We tested several commercial reliability engineering tools. The case study site was a paper mill with a full service contract - all service activity was outsourced. The data used for the reliability calculations were taken from the site’s CMMS.
The specific equipment used in the study had a well-documented history in the CMMS with a number of entries in the single digits for each failure mode during the past three years. The data quality was generally good with only a few minor uncertainties. The equipment was considered troublesome in that it was clearly not “as good as new” after repairs. Instead, the intervals between failures seemed to be decreasing. The question arose whether it was possible to predict the approximate time of future failures and to make a cost/benefit analysis to determine whether a replacement was cheaper than future repairs.
Given the relatively thin database, it was clear that there would be inaccuracies. The goal of the study was to find evidence for answers to the important questions.
Can trends in equipment failures attributable to repairs be identified and are these trends pronounced enough to justify investments? In other words, is there a way to estimate the effect of multiple repairs on future times to failure?
Regardless of the existence of trends, can reliability analyses based on the data found in a CMMS system provide a good estimate of failure behavior? A particular focus lies on the amount of data - is there enough information to attempt such estimation or will the error margin be too high? Can the failure behavior estimation be used to schedule preventive maintenance activity and inspections? Can simulations provide a good prediction of future cost to use as a basis for maintenance budget planning?
Case study approach
To find answers to these questions, we chose the following approach. As a first step, we retrieved data from the CMMS and complemented it with other information. The main result was a list of times between failure (TBF) and times to repair (TTR). The TBFs and TTRs were used to determine the proper failure and repair time distribution functions. We relied on a commercial software tool to suggest a distribution function and to calculate its variables.
For the imperfect repair model, we calculated an age reduction factor using the so-called “Kijima II” method. Instead of a perfect repair that resets the age to zero, the imperfect repair model applies a factor to the age at the time of failure and continues the aging process with this “virtual age.”
We used a commercial simulation tool to build a simulation model of the critical system components based on the reliability curves and age reduction factors. We used the model to compare different scenarios:
- Investment: We compared the cost of an investment and the resulting effect on maintenance using a scenario that assumed nothing was changed. We tested both perfect and imperfect repairs.
- Maintenance planning: We compared maintenance strategies, which consisted of different combinations of inspections and preventive measures. The simulation tool provided some suggestion on what intervals and measures to use.

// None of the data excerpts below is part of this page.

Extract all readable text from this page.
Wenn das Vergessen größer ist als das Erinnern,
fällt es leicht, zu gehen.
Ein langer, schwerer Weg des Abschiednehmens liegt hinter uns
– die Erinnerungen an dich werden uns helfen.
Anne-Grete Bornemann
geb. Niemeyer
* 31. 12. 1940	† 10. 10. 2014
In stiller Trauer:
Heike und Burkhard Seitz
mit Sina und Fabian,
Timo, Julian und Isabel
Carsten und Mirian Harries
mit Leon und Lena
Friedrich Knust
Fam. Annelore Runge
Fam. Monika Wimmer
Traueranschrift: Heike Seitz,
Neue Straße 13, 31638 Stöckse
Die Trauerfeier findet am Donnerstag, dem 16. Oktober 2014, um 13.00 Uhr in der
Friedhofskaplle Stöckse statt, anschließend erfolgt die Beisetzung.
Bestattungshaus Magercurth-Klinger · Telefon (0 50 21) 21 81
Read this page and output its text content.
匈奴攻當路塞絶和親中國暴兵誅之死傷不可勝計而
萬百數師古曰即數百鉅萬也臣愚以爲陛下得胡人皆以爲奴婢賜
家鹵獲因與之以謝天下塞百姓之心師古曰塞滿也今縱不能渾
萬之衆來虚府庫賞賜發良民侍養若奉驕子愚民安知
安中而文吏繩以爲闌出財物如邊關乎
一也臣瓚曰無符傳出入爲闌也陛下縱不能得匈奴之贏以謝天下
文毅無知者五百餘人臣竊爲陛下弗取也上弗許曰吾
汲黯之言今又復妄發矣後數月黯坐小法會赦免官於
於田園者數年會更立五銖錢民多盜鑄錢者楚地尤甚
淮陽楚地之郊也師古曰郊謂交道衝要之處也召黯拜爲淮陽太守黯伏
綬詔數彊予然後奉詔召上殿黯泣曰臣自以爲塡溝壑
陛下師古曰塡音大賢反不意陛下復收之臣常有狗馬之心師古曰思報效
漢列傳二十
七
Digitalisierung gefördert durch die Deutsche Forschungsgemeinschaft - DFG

Determining the distribution functions
The commercial tool provided a suggestion for both the type of the distribution function and its variables based on the data taken from the CMMS. The failure distributions the software calculated had an acceptable value for the correlation coefficient and goodness-to-fit test (Chi-square or modified Kolmogorov-Smirnoff), which seemed to suggest a low margin of error for the final calculation. We also used the Kijima II method to determine the age reduction factors to represent the deterioration that multiple repairs cause.
From a theoretical standpoint, some of the suggested distributions were surprising as they indicated decreasing failure rates for mechanical components that typically are at least constant if not increasing because of wear-out.
For example, our model suggested that a transmission chain would get more reliable over time, the rate of breakage decreasing with age. For this reason, we also used the distribution functions recommended by theory with the same field data. The rationale was to test how great the effect of a “wrong” distribution function was.
Indeed, the choice of distribution had great effect on the simulation results. For example, the same data could lead to increasing and decreasing failure rates based on whether we used a Weibull 2 or Weibull 3 distribution. This difference has a great effect on preventive maintenance measures, especially preventive replacement of equipment.